My staff and I all recognized that this decision had a difficult impact on parishioners who relied on the Catholic for news of the Church.  This column marks the first online-only edition of a new Pittsburgh Catholic.  It is beginning modestly with a much smaller staff than the print edition had.  My prayer is that it will grow and that we will eventually have a print edition at least quarterly.  In the meantime, I am asking our parishes to use THIS LINK to place it on their parish website and make printouts for inclusion in parish bulletins for those who are not online savvy.  My hope is that these efforts can spread the good news about what’s happening in our diocese and beyond so that you can catch up on news of the Church.  It’s not ideal.  But it is a step in the right direction.  It’s another example that we were and are spiritually present to each other.

In the midst of the challenges we have met, so many of you have inspired me with your faith and good works.  You continue to advance the reality that our diocese is “On Mission for The Church Alive!

The Spirit continues to breathe new life in us.  One of the visible signs of that reality is the fact that we have the largest entering class of seminarians in many years.  Fourteen new men have entered Saint Paul Seminary (in addition to the returning seven seminarians), beginning (and continuing) the many years of discernment and formation that may lead them to ordination as our priests.

 Pray for them.  They are already praying for you.  At the beginning of the lockdown in March, when the seminarians went home to continue their studies “remotely,” they began a ministry of prayer for all of you. They invited you to submit prayer requests through THIS LINK so that they could pray for your intentions.  They continue to do so, caring for you as part of the communion of saints even though most of them are years from ordination.  They were and are spiritually connected to you.

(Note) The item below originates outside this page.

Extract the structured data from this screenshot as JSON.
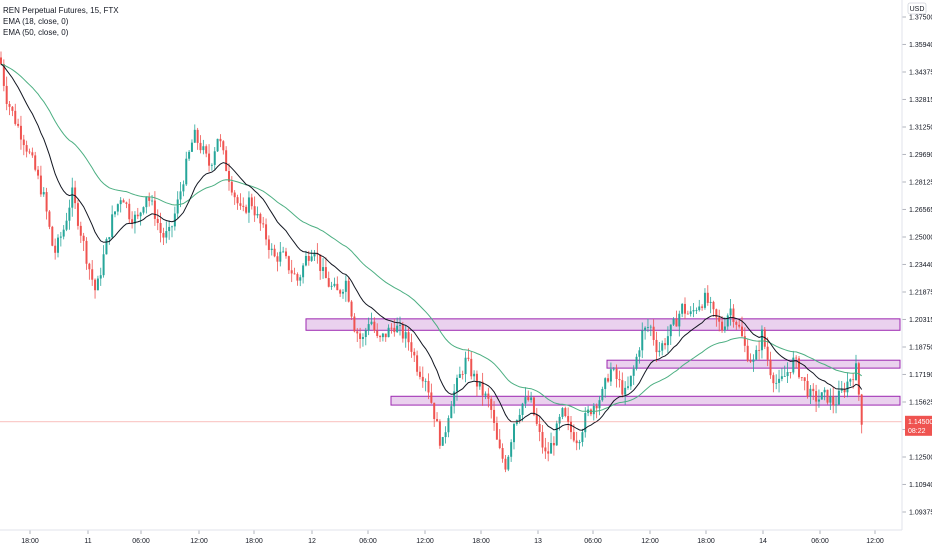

In each and all of the COVID experiences, we have looked beyond COVID and to our Christ to be “there” for each other and to be “here” with Christ.

Over the course of these past COVID months, we have heard the lingo “new normal.”  What “new normal” looks like has not yet come fully to light.

But in some small way, this article is an attempt to go “back to the future” by building on the past, standing on the shoulders of our ancestors in passing on the Good News today and in the days, weeks, months and years ahead.  In good times and in the not so good—we, you and I, are here for each other and for Jesus.  We were and are spiritually present to each other!